- Film poster
- Directed by: Christian Sesma
- Written by: Zach Zerries
- Produced by: Mike Hatton Christian Sesma Michael Walker
- Starring: Mickey Rourke James Russo Michael Jai White Gillian White
- Cinematography: Anthony J. Rickert-Epstein
- Edited by: Eric Potter
- Music by: Nima Fakhrara Navid Hejazi
- Distributed by: Shout! Studios
- Release date: June 18, 2021;
- Running time: 89 minutes
- Country: United States
- Language: English

= Take Back (film) =

American action thriller film

Take Back is a 2021 American action thriller film directed by Christian Sesma and starring Mickey Rourke, James Russo, Michael Jai White and Gillian White. The film was released in the United States on June 18, 2021.

==Plot==
Zara (Gillian White) and Brian (Michael Jai White) are a couple living a quaint small-town life. A mysterious person from Zara's past arrives and kidnaps their daughter. Zara and Brian are forced to come to terms with Zara's past, and enlists the help of the sheriff (James Russo) to try and race to save their daughter's life before she vanishes into the sex trade.

==Cast==
- Mickey Rourke as Patrick, Jack
- Michael Jai White as Brian
- Gillian White as Zara
- James Russo as Schmidt
- Jessica Uberuaga as Nancy
- Chris Browning as Jerry Walker
- Nick Vallelonga as Demarco

==Production==
Principal photography wrapped in August 2020.
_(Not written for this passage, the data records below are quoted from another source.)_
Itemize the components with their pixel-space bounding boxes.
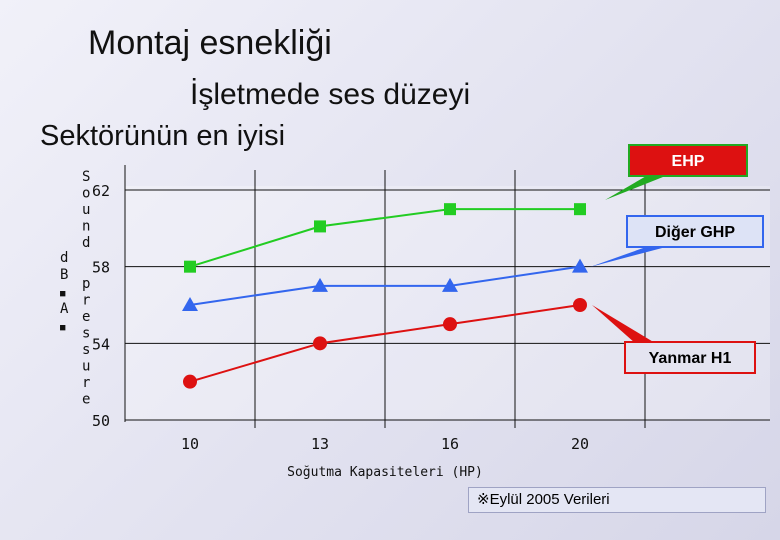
y-axis-unit-char: A	[60, 301, 69, 317]
y-axis-label-char: r	[82, 293, 90, 309]
series-2	[183, 298, 587, 389]
footnote: ※Eylül 2005 Verileri	[468, 487, 766, 513]
series-line	[189, 208, 580, 268]
data-point	[574, 203, 586, 216]
data-point	[313, 336, 327, 351]
data-point	[314, 220, 326, 233]
data-point	[573, 298, 587, 312]
callout-pointer	[605, 175, 668, 200]
y-axis-label-char: e	[82, 392, 90, 408]
y-tick-label: 58	[92, 259, 110, 277]
y-axis-label-char: u	[82, 202, 90, 218]
data-point	[184, 260, 196, 273]
y-tick-label: 50	[92, 412, 110, 430]
x-tick-label: 10	[181, 435, 199, 453]
callout-pointer	[590, 247, 666, 267]
data-point	[443, 317, 457, 332]
y-axis-label-char: d	[82, 235, 90, 251]
y-axis-label-char: e	[82, 309, 90, 325]
y-axis-label-char: p	[82, 276, 90, 292]
y-axis-label-char: o	[82, 186, 90, 202]
y-axis-label-char: S	[82, 169, 90, 185]
y-tick-label: 62	[92, 182, 110, 200]
y-axis-label-char: n	[82, 219, 90, 235]
data-point	[182, 297, 198, 311]
data-point	[442, 277, 458, 292]
x-tick-label: 20	[571, 435, 589, 453]
callout-box	[628, 144, 748, 177]
data-point	[183, 374, 197, 389]
series-1	[182, 258, 588, 311]
callout-0: EHP	[605, 144, 748, 200]
title-line-3: Sektörünün en iyisi	[40, 120, 286, 152]
y-axis-label-char: s	[82, 342, 90, 358]
legend-label: EHP	[672, 153, 705, 170]
y-axis-unit-char: ■	[60, 323, 66, 333]
series-0	[184, 203, 586, 273]
x-axis-label: Soğutma Kapasiteleri (HP)	[287, 465, 483, 480]
callout-box	[624, 341, 756, 374]
y-axis-unit-char: d	[60, 250, 68, 266]
legend-label: Diğer GHP	[655, 224, 735, 241]
y-axis-label-char: r	[82, 375, 90, 391]
data-point	[444, 203, 456, 216]
callout-1: Diğer GHP	[590, 215, 764, 267]
title-line-2: İşletmede ses düzeyi	[190, 78, 471, 111]
y-axis-label-char: s	[82, 326, 90, 342]
callout-box	[626, 215, 764, 248]
data-point	[572, 258, 588, 273]
y-axis-unit-char: B	[60, 267, 68, 283]
x-tick-label: 13	[311, 435, 329, 453]
series-line	[189, 265, 581, 306]
legend-label: Yanmar H1	[649, 350, 732, 367]
callout-2: Yanmar H1	[592, 305, 756, 374]
y-axis-unit-char: ■	[60, 289, 66, 299]
series-line	[189, 304, 581, 383]
y-tick-label: 54	[92, 335, 110, 353]
data-point	[312, 277, 328, 292]
title-line-1: Montaj esnekliği	[88, 24, 332, 62]
x-tick-label: 16	[441, 435, 459, 453]
y-axis-label-char: u	[82, 359, 90, 375]
callout-pointer	[592, 305, 655, 343]
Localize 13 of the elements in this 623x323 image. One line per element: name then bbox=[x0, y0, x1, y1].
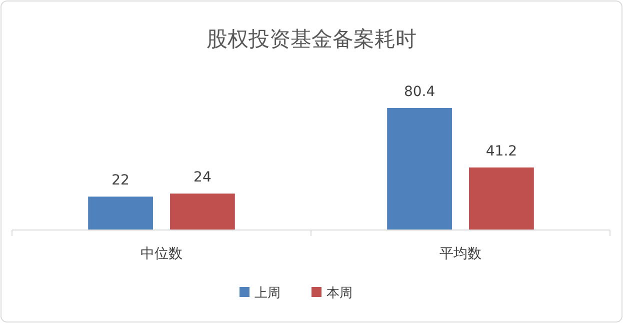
x-tick-label: 中位数 bbox=[140, 246, 182, 262]
data-label: 22 bbox=[112, 172, 130, 189]
data-label: 80.4 bbox=[404, 84, 436, 100]
legend-label: 本周 bbox=[326, 286, 352, 301]
data-label: 41.2 bbox=[486, 143, 518, 160]
bar bbox=[170, 194, 235, 230]
bar bbox=[469, 167, 534, 230]
bar bbox=[387, 108, 452, 230]
chart-title: 股权投资基金备案耗时 bbox=[206, 27, 416, 51]
x-tick-label: 平均数 bbox=[440, 246, 482, 262]
data-label: 24 bbox=[194, 170, 212, 186]
bar bbox=[88, 196, 153, 230]
legend-label: 上周 bbox=[254, 286, 280, 301]
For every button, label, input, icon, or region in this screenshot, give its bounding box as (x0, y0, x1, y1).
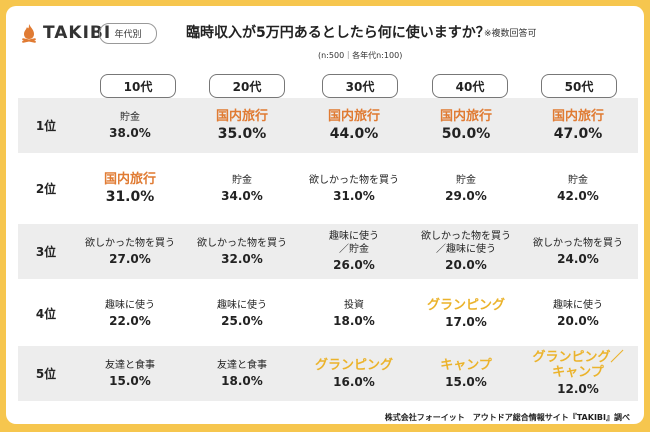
percentage-value: 25.0% (221, 313, 263, 328)
table-cell: 国内旅行 50.0% (410, 98, 522, 153)
table-cell: 趣味に使う 20.0% (522, 286, 634, 341)
percentage-value: 50.0% (441, 125, 491, 142)
answer-item: 欲しかった物を買う (85, 237, 175, 249)
table-row (18, 98, 638, 153)
table-cell: 趣味に使う 25.0% (186, 286, 298, 341)
table-cell: 国内旅行 35.0% (186, 98, 298, 153)
table-cell: 国内旅行 47.0% (522, 98, 634, 153)
table-row (18, 224, 638, 279)
percentage-value: 15.0% (109, 373, 151, 388)
percentage-value: 24.0% (557, 251, 599, 266)
takibi-logo: TAKIBI (20, 23, 111, 43)
percentage-value: 16.0% (333, 374, 375, 389)
answer-item: 友達と食事 (217, 359, 267, 371)
answer-item: 国内旅行 (103, 171, 156, 187)
table-cell: 欲しかった物を買う 24.0% (522, 224, 634, 279)
answer-item: キャンプ (440, 357, 492, 373)
table-cell: グランピング 16.0% (298, 346, 410, 401)
table-cell: 友達と食事 15.0% (74, 346, 186, 401)
answer-item: 貯金 (568, 174, 588, 186)
percentage-value: 47.0% (553, 125, 603, 142)
chart-card: TAKIBI 年代別 臨時収入が5万円あるとしたら何に使いますか？ ※複数回答可… (6, 6, 644, 424)
answer-item: 貯金 (456, 174, 476, 186)
table-cell: 貯金 38.0% (74, 98, 186, 153)
table-cell: 欲しかった物を買う 27.0% (74, 224, 186, 279)
answer-item: 貯金 (120, 111, 140, 123)
percentage-value: 22.0% (109, 313, 151, 328)
answer-item: 国内旅行 (215, 108, 268, 124)
table-cell: キャンプ 15.0% (410, 346, 522, 401)
campfire-icon (22, 24, 36, 43)
table-cell: 国内旅行 44.0% (298, 98, 410, 153)
percentage-value: 15.0% (445, 374, 487, 389)
percentage-value: 32.0% (221, 251, 263, 266)
percentage-value: 18.0% (333, 313, 375, 328)
percentage-value: 35.0% (217, 125, 267, 142)
table-cell: 趣味に使う ／貯金 26.0% (298, 224, 410, 279)
percentage-value: 12.0% (557, 382, 599, 396)
table-cell: 趣味に使う 22.0% (74, 286, 186, 341)
percentage-value: 26.0% (333, 258, 375, 272)
answer-item: 貯金 (232, 174, 252, 186)
percentage-value: 29.0% (445, 188, 487, 203)
table-cell: 欲しかった物を買う 32.0% (186, 224, 298, 279)
multiple-answer-note: ※複数回答可 (484, 29, 537, 39)
column-header: 20代 (209, 74, 285, 98)
percentage-value: 44.0% (329, 125, 379, 142)
answer-item: 投資 (344, 299, 364, 311)
percentage-value: 20.0% (445, 258, 487, 272)
rank-label: 5位 (35, 367, 57, 381)
table-cell: 投資 18.0% (298, 286, 410, 341)
column-header: 40代 (432, 74, 508, 98)
source-credit: 株式会社フォーイット アウトドア総合情報サイト『TAKIBI』調べ (384, 413, 630, 422)
answer-item: 趣味に使う ／貯金 (329, 231, 379, 255)
percentage-value: 18.0% (221, 373, 263, 388)
answer-item: 欲しかった物を買う (533, 237, 623, 249)
table-cell: 貯金 29.0% (410, 161, 522, 216)
age-group-badge: 年代別 (99, 23, 157, 44)
table-cell: 欲しかった物を買う ／趣味に使う 20.0% (410, 224, 522, 279)
percentage-value: 34.0% (221, 188, 263, 203)
survey-question: 臨時収入が5万円あるとしたら何に使いますか？ (186, 25, 490, 41)
sample-size: (n:500｜各年代n:100) (318, 51, 403, 60)
answer-item: 国内旅行 (551, 108, 604, 124)
answer-item: 国内旅行 (327, 108, 380, 124)
percentage-value: 17.0% (445, 314, 487, 329)
answer-item: グランピング (314, 357, 393, 373)
column-header: 30代 (322, 74, 398, 98)
logo-text: TAKIBI (43, 23, 112, 43)
answer-item: 趣味に使う (553, 299, 603, 311)
table-cell: 貯金 42.0% (522, 161, 634, 216)
percentage-value: 27.0% (109, 251, 151, 266)
rank-label: 4位 (35, 307, 57, 321)
answer-item: 欲しかった物を買う (309, 174, 399, 186)
table-cell: 貯金 34.0% (186, 161, 298, 216)
percentage-value: 42.0% (557, 188, 599, 203)
answer-item: グランピング (426, 297, 505, 313)
percentage-value: 31.0% (105, 188, 155, 205)
percentage-value: 31.0% (333, 188, 375, 203)
table-cell: 欲しかった物を買う 31.0% (298, 161, 410, 216)
table-cell: グランピング 17.0% (410, 286, 522, 341)
rank-label: 2位 (35, 182, 57, 196)
percentage-value: 38.0% (109, 125, 151, 140)
rank-label: 1位 (35, 119, 57, 133)
answer-item: グランピング／ キャンプ (532, 350, 624, 380)
table-row (18, 346, 638, 401)
answer-item: 趣味に使う (217, 299, 267, 311)
answer-item: 欲しかった物を買う ／趣味に使う (421, 231, 511, 255)
column-header: 10代 (100, 74, 176, 98)
answer-item: 趣味に使う (105, 299, 155, 311)
answer-item: 欲しかった物を買う (197, 237, 287, 249)
percentage-value: 20.0% (557, 313, 599, 328)
rank-label: 3位 (35, 245, 57, 259)
answer-item: 友達と食事 (105, 359, 155, 371)
table-cell: グランピング／ キャンプ 12.0% (522, 346, 634, 401)
answer-item: 国内旅行 (439, 108, 492, 124)
table-cell: 国内旅行 31.0% (74, 161, 186, 216)
column-header: 50代 (541, 74, 617, 98)
table-cell: 友達と食事 18.0% (186, 346, 298, 401)
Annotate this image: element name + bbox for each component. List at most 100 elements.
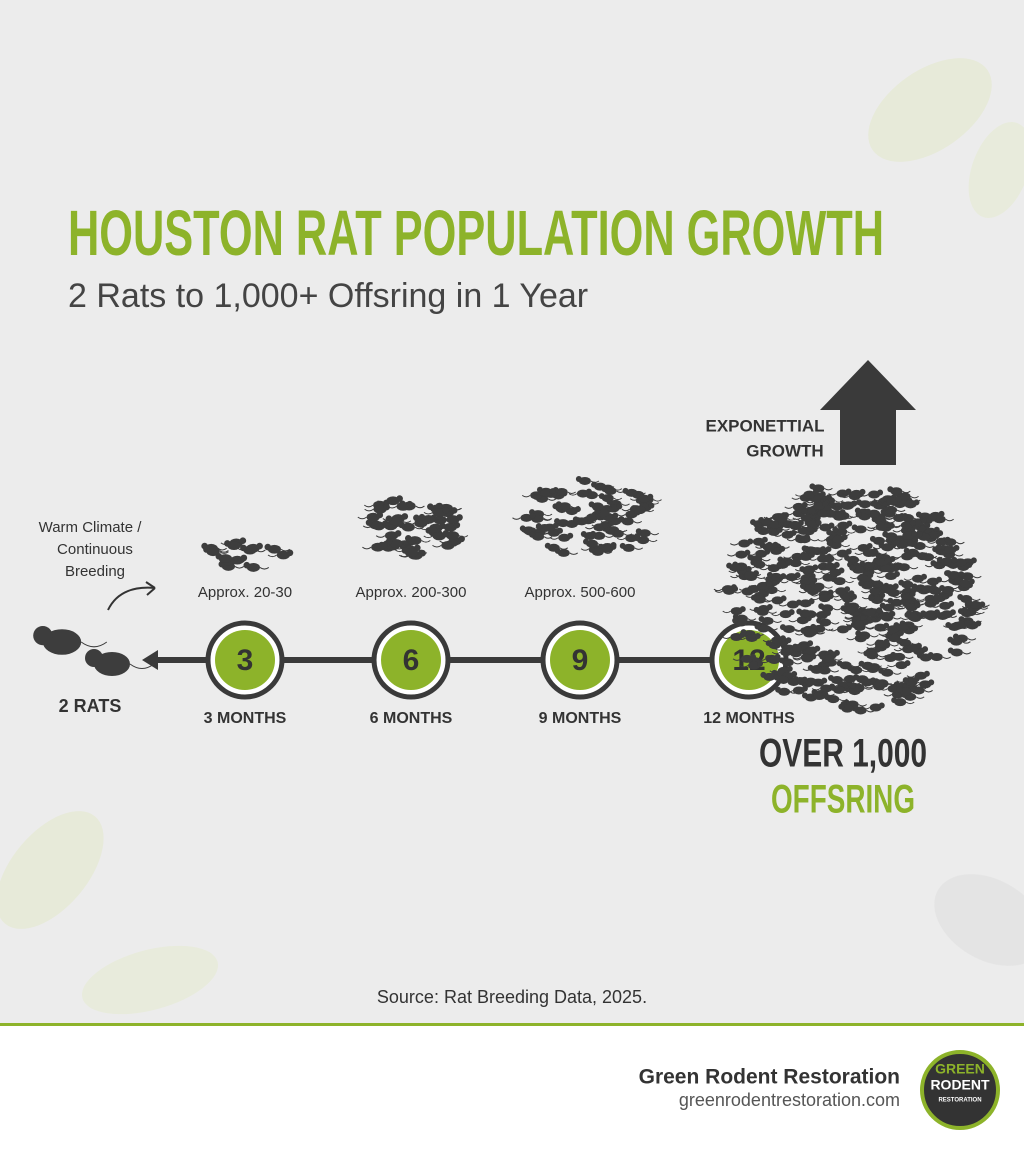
rat-tail <box>929 536 939 539</box>
rat-tail <box>267 554 278 558</box>
rat-head <box>928 679 935 686</box>
rat-head <box>887 597 894 604</box>
rat-tail <box>822 669 832 672</box>
rat-tail <box>898 647 908 650</box>
rat-head <box>970 557 977 564</box>
rat-tail <box>824 586 833 589</box>
rat-tail <box>434 526 444 530</box>
rat-tail <box>650 532 660 536</box>
rat-tail <box>739 665 749 668</box>
rat-head <box>797 519 804 526</box>
rat-head <box>786 665 793 672</box>
rat-head <box>814 645 821 652</box>
rat-head <box>456 514 463 521</box>
rat-tail <box>811 688 821 691</box>
rat-tail <box>432 544 442 548</box>
timeline-arrow <box>142 650 158 670</box>
rat-head <box>761 536 768 543</box>
url: greenrodentrestoration.com <box>679 1090 900 1110</box>
rat-head <box>920 610 927 617</box>
rat-tail <box>786 538 796 542</box>
rat-tail <box>401 520 412 524</box>
rat-head <box>622 487 629 494</box>
rat-tail <box>911 691 921 694</box>
rat-tail <box>876 657 885 661</box>
rat-tail <box>828 493 837 496</box>
rat-head <box>776 526 783 533</box>
rat-head <box>760 671 767 678</box>
rat-tail <box>863 569 873 572</box>
rat-head <box>825 610 832 617</box>
rat-head <box>575 475 582 482</box>
rat-tail <box>816 681 826 684</box>
rat-tail <box>879 513 889 516</box>
rat-head <box>401 513 409 520</box>
rat-tail <box>904 656 914 659</box>
rat-body <box>446 515 460 524</box>
rat-tail <box>810 613 820 616</box>
rat-tail <box>423 511 434 515</box>
rat-tail <box>824 487 833 491</box>
rat-tail <box>844 516 854 519</box>
rat-head <box>812 564 819 571</box>
rat-head <box>870 677 877 684</box>
rat-head <box>830 684 837 691</box>
rat-head <box>904 611 911 618</box>
rat-tail <box>784 506 794 509</box>
rat-tail <box>892 617 902 620</box>
rat-head <box>739 606 746 613</box>
rat-tail <box>828 502 838 505</box>
rat-tail <box>567 491 576 494</box>
rat-tail <box>777 589 787 593</box>
rat-head <box>822 500 829 507</box>
rat-head <box>808 598 815 605</box>
result-line: OFFSRING <box>771 778 915 822</box>
rat-tail <box>866 528 875 532</box>
rat-head <box>785 559 792 566</box>
rat-tail <box>893 648 903 652</box>
rat-head <box>836 660 843 667</box>
rat-tail <box>732 658 742 661</box>
rat-head <box>850 500 857 507</box>
rat-head <box>752 570 759 577</box>
stage-circle <box>550 630 610 690</box>
rat-tail <box>795 494 804 497</box>
rat-tail <box>771 651 781 655</box>
rat-head <box>739 631 746 638</box>
rat-tail <box>842 493 851 496</box>
rat-head <box>239 537 247 545</box>
rat-tail <box>965 561 975 565</box>
rat-head <box>779 624 786 631</box>
rat-head <box>948 600 955 607</box>
rat-tail <box>890 644 899 647</box>
rat-tail <box>381 524 392 527</box>
rat-tail <box>780 524 790 527</box>
rat-tail <box>876 575 886 579</box>
source: Source: Rat Breeding Data, 2025. <box>377 987 647 1007</box>
rat-tail <box>543 513 553 517</box>
rat-tail <box>773 620 782 623</box>
rat-head <box>796 676 803 683</box>
rat-head <box>401 547 409 554</box>
rat-tail <box>219 551 229 554</box>
rat-body <box>373 504 387 514</box>
rat-tail <box>824 538 833 542</box>
company: Green Rodent Restoration <box>639 1066 900 1089</box>
rat-head <box>898 629 905 636</box>
rat-tail <box>603 506 612 509</box>
rat-head <box>818 603 825 610</box>
rat-tail <box>886 520 895 524</box>
rat-head <box>923 670 930 677</box>
rat-head <box>825 546 832 553</box>
rat-head <box>602 522 609 529</box>
rat-head <box>808 576 815 583</box>
rat-head <box>383 503 390 511</box>
rat-cluster <box>201 537 294 572</box>
rat-tail <box>747 618 757 621</box>
rat-tail <box>865 627 875 630</box>
rat-head <box>773 674 780 681</box>
rat-tail <box>458 535 469 538</box>
rat-tail <box>777 576 786 580</box>
rat-tail <box>878 500 887 504</box>
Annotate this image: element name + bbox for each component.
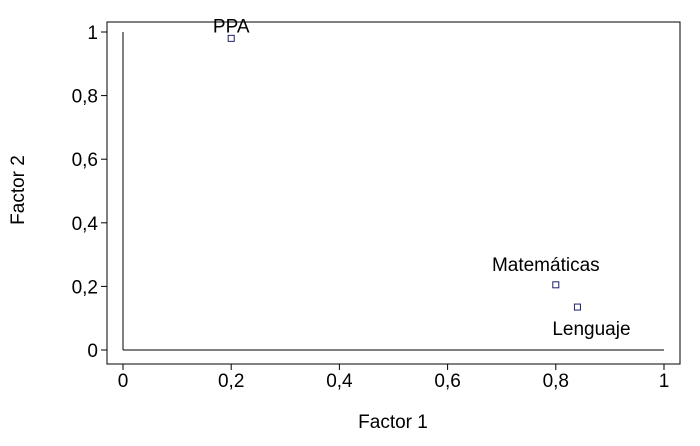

The film was shot in the Coachella Valley, during the COVID-19 pandemic.

==Release==
Shout! Studios acquired North American distribution rights to the film in February 2021. The film released theatres in the United States and to video on-demand and online retailers on June 18, 2021.

==Reception==
Reviews of the film were mostly negative, with a 20% rating on Rotten Tomatoes based on five reviews. Most reviews focused on the slow pacing and generic setup.

Phil Hoad of The Guardian awarded the film two stars out of five and wrote, "...this smalltown revenge thriller starts off well but takes a fatally long time to gather momentum."

Alan Ng of Film Threat rated the film a 6.5 out of 10 and wrote, "It’s a great film to relax at home with and enjoy a steady stream of light suspense and action… and support up-and-coming stars."